The DNEL long-term, systemic (dermal) is derived by route-to route extrapolation from the repeated dose oral toxicity study.

 

Step 1: Selection of the relevant dose descriptor (starting point):

The 28-day repeated dose toxicity study is selected for DNEL derivation as it is the relevant repeated dose study performed in accordance to OECD guideline and GLP. In this study, the oral NOAEL is 50 mg/kg bw/day.

 

Step 2: Modification of the starting point:

The logPow of the test substance was determined to be 2.93. Therefore the dermal uptake is considered to be 10 % of the oral uptake.
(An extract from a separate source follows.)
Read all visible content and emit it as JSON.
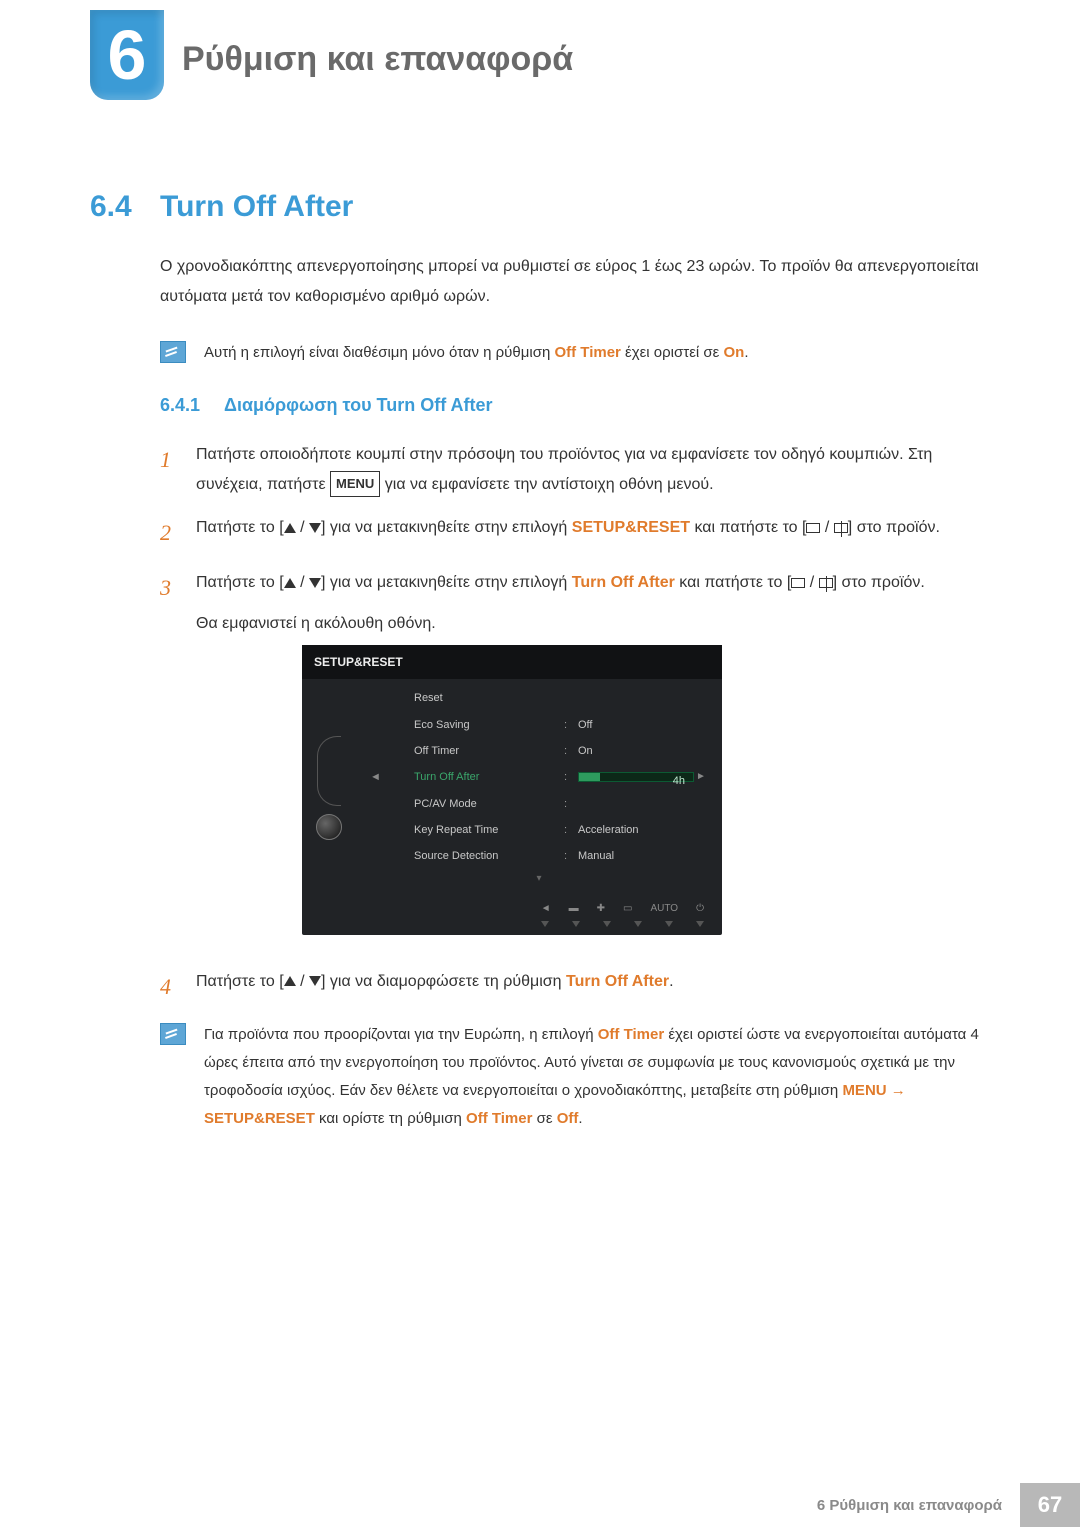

Therefore the dermal NOAEL is 10* oral NOAEL=500 mg/kg bw/day

 

Step 3: Use of assessment factors: 600

Interspecies AF, allometric scaling (rat to human): 4

Interspecies AF, remaining differences: 2.5

Intraspecies AF (general population): 10

Exposure duration AF: 6

Remaining uncertainties AF: 1

 

In conclusion, long term systemic dermal DNEL, general population = 0.8333 mg/kg bw/day

 

Short-term systemic dermal DNEL, General population

The test material is not classified and labelled for acute dermal toxicity, according to Regulation (EC) No 1272/2008 (CLP). Thus, no DNEL is required.

 

Local effects, long term dermal exposure, General population

The test item is classified as a skin sensitizer, cat. 1A according to Regulation (EC) No 1272/2008 (CLP). Thus, a qualitative risk assessment is conducted (in accordance with "Guidance on information requirements and chemical safety assessment", Part E, November 2012).

 

Local effects, short-term dermal DNEL, General population

Local dermal effects are covered by the long term local risk assessment and no quantitative acute local dermal assessment is required (in accordance with "Guidance on information requirements and chemical safety assessment", Part E, November 2012).

 

General population – Hazard via oral route

Long term systemic oral DNEL, General population

The DNEL long-term, systemic (oral) is derived from the repeated dose oral toxicity study.

 

Step 1: Selection of the relevant dose descriptor (starting point):

The 28-day repeated dose toxicity study is selected for DNEL derivation as it is the relevant repeated dose study performed in accordance to OECD guideline and GLP. In this study, the oral NOAEL is 50 mg/kg bw/day.

 

Step 2: Modification of the starting point:

No modification is used as the same exposure route is considered.

 

Step 3: Use of assessment factors: 600

Interspecies AF, allometric scaling (rat to human): 4

Interspecies AF, remaining differences: 2.5

Intraspecies AF (general population): 10

Exposure duration AF: 6

Remaining uncertainties AF: 1

 

In conclusion, long term systemic oral DNEL, general population = 0.0833 mg/kg bw/day

 

 

Short-term systemic oral DNEL, General population

The test material is classified for acute oral toxicity cat. 4, according to Regulation (EC) No 1272/2008 (CLP). The acute systemic DNEL (oral) is extrapolated from the long term DNEL with multiplication by factor of 3 (in accordance with "Guidance on information requirements and chemical safety assessment", chapter R8, November 2012). The long-term systemic DNEL (oral) is derived from the repeated dose oral toxicity study.

For Steps 1-3 please refer to “Long term systemic oral DNEL, General population”

 

Step 4: extrapolation from the long term DNEL

A factor of 3 is used: long term DNEL*3= short term DNEL

0.08333*3=0.25 mg/kg bw/day

In conclusion, short term systemic oral DNEL, general population = 0.25 mg/kg bw/day

 

General population – Hazard for the eyes

The test item is not classified for eye irritation or severe eye damage according to Regulation (EC) No 1272/2008 (CLP). Thus, no qualitative risk assessment is required. 

 

References

(not included as endpoint study record)

- ECHA (2012). Guidance on information requirements and chemical safety assessment. Chapter R.8: Characterisation of dose [concentration]-response for human health. Version 2.1. November 2012.

- ECHA (2012). Guidance on information requirements and chemical safety assessment.Chapter R.7.12: Endpoint specific guidance: Guidance on Toxicokinetics. November 2012.

- ECHA (2012) Practical Guide 15: How to undertake a qualitative human health assessment and document it in a chemical safety report, November 2012.

- ECHA (2012). Guidance on information requirements and chemical safety assessment.Part E: Risk Characterisation, Version 2.0, November 2012.